Darol Trading Account v. Commissioner

1936 BTA LEXIS 638 | B.T.A. | 1936

Lead Opinion

*838OPINION.

Moeeis:

Guided by the principles laid-down in Morrissey v. Commissioner, 296 U. S. 344, we find not the slightest “resemblance” of an incorporated body in this case. It lacks resemblance in both substance and form — in substance, in that it was never intended by the parties in interest that they should enjoy the rights, privileges, or immunities of stockholders in an incorporated enterprise — -nor did they enjoy such rights, privileges, or immunities, under the incorporation laws of the state of their activities — in form, in that they operated under no guise indicating incorporation; there were no bylaws, nor anything resembling them; there was no.corporate seal; there were no officers or directors, nor any body. even slightly resembling them; there were no certificates of ownership issued or intended to be issued for the ready transfer of interests; no meetings, similar to those customarily held by directors of a corporate .body, were held; there were no employees, the venture occupied no office space and had no mailing address other than the office of Hutton & Co., which, as agent for the optionor, Girard, brought the parties *839in the venture together. These factors, in and of themselves, while not decisive, are, nevertheless, persuasive. Morrissey v. Commissioner, supra.
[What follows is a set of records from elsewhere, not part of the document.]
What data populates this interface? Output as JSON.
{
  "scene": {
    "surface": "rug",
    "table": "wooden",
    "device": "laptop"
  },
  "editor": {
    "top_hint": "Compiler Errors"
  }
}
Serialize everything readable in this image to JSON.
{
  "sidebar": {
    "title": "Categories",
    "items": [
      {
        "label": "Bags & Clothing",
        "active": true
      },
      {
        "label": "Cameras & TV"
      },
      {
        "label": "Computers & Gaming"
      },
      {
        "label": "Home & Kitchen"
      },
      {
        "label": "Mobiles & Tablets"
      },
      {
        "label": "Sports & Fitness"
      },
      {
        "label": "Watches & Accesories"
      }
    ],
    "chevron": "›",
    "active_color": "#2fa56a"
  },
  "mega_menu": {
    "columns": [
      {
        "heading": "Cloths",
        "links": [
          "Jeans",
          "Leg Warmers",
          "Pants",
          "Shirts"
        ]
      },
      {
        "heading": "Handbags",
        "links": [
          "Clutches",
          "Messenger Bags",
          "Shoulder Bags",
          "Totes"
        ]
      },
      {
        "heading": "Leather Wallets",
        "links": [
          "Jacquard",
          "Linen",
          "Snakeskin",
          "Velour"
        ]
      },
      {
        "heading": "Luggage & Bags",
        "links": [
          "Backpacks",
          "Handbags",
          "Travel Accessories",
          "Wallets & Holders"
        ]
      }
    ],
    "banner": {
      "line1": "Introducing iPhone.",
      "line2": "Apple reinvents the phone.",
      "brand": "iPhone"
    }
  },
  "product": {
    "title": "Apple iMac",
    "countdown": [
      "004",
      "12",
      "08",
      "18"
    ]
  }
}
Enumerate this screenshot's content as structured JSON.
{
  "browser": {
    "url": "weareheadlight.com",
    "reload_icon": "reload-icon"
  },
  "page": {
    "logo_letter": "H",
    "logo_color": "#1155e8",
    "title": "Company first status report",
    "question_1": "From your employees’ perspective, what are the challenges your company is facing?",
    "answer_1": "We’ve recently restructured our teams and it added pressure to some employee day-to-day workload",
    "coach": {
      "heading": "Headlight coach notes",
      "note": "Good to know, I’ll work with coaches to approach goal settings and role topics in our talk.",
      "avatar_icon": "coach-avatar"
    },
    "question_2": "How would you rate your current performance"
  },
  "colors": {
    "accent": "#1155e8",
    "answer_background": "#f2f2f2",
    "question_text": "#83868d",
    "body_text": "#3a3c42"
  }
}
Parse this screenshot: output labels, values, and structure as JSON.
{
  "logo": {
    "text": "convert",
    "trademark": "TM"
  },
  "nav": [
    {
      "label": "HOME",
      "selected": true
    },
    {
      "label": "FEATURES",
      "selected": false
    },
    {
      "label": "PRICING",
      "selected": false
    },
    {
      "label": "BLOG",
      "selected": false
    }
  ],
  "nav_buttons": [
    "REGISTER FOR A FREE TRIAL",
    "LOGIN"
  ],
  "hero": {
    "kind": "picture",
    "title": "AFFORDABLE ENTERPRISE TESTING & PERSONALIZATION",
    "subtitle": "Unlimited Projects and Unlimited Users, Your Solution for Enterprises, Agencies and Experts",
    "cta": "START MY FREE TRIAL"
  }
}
In that case, after reviewing the applicable statute, the earlier cases, and the regulations of the Department, and after rereviewing the legislative background, the Court proceeded to define what it termed the “salient features” of a trust, “when created and maintained as a medium for the carrying on of a business enterprise and sharing its gains — which may be regarded as making it analogous to a corporate organization.”

By no stretch of the imagination could it be said that this petitioner was “carrying on” a business enterprise, within the reasonable interpretation of those words as used by the Supreme Court. Obviously, any transaction, be it ever so trivial, entered into for personal gain, may be said to be a “business” enterprise, and so restricting the matter, this petitioner would fall squarely within the definition. But, the addition of the words, “carrying on”, connotes-not only general activity, but continuity, far beyond the confines of the facts of this case. This venture was limited to the consummation of a sale of a specific block of stock. Its duration was limited by the expressed language of the option to one month from the date-thereof. Actually, however,-the venture was completed and closed within 13 days. True, 35,700 shares were dealt in, but these addi-iional shares were merely incidental to the expeditious and profitable fulfillment of the purpose of the venture.

The Court there refers to the fact that a corporate organization “as an entity, holds the title to the property embarked in the corporate undertaking.” Here, the “entity”, if there could be said to be such, within the meaning of the word, as used, owned no property. The property, the subject matter of the venture, i. e., 25,000 shares of McKesson <¾ Bobbins stock, was owned by the optionor, who was. a participant only in the sense that she had those shares to sell at a stated figure, plus 25 percent of any profit to be derived from their-sale. She, in effect said, to Hutton & Co., “I have 25,000 shares of stock, which I would like to sell, and in order that I may be insured against loss in their sale, I am willing to forego 75 percent of the profit, in order that that may be accomplished.” To this end the-two participants'joined the venture with the understanding that they would share in 75 percent of the profit merely for the assurance by them that no loss would be suffered by the optionor.

The Court refers to the fact that a trust may be perpetuated, notwithstanding the death of the owners of beneficial interest, thus-rendering themselves akin to owners of corporate shares, and also to-the fact that the “trust type of organization facilitates, as does a *840corporate organization, the transfer of beneficial interests without affecting the continuity of the enterprise, and also the introduction of large numbers of participants.” It is safe to say that, in the absence of provision for the transfer of the interests of the real participants in this venture, they, even if they had marketable interests, could not transfer them prior to the completion of the venture and the determination of what those interests were. Furthermore, the transferees of such interests would necessarily have to be approved by the optionor since their financial ability to indemnify against loss was of the essence of their interests in the venture. Undoubtedly the type of transfer, to which the Court refers, should be reasonably free of restriction.

Finally, the Court refers to the fact that the trust method permits of limited liability, as in the case of a corporation. It seems only necessary to point out here that the only person enjoying limited liability was the optionor — the real participants agreed to indemnify the optionor against loss in consideration of their hoped for profit in the venture.

Subdivision (a) (3) of section 1111 of the Revenue Act of 1932 provides as follows:

The term “partnership” includes a syndicate, group, pool, joint venture, or other unincorporated organization, through or by means of which any business, financial operation, or venture is carried on, and which is not, within the meaning of this Act, a trust or estate or a corporation; and the term “partner” includes a member in such a syndicate, group, pool, joint venture, or organization.

In our opinion the petitioner falls squarely within the term “partnership” as defined in the foregoing provision, which was inserted for the first time in the Revenue Act of 1932.

In so deciding, we are relieved of the necessity for considering the second issue pertaining to the statute of limitations.

Reviewed by the Board.

Judgment will l>e entered for the petitioner.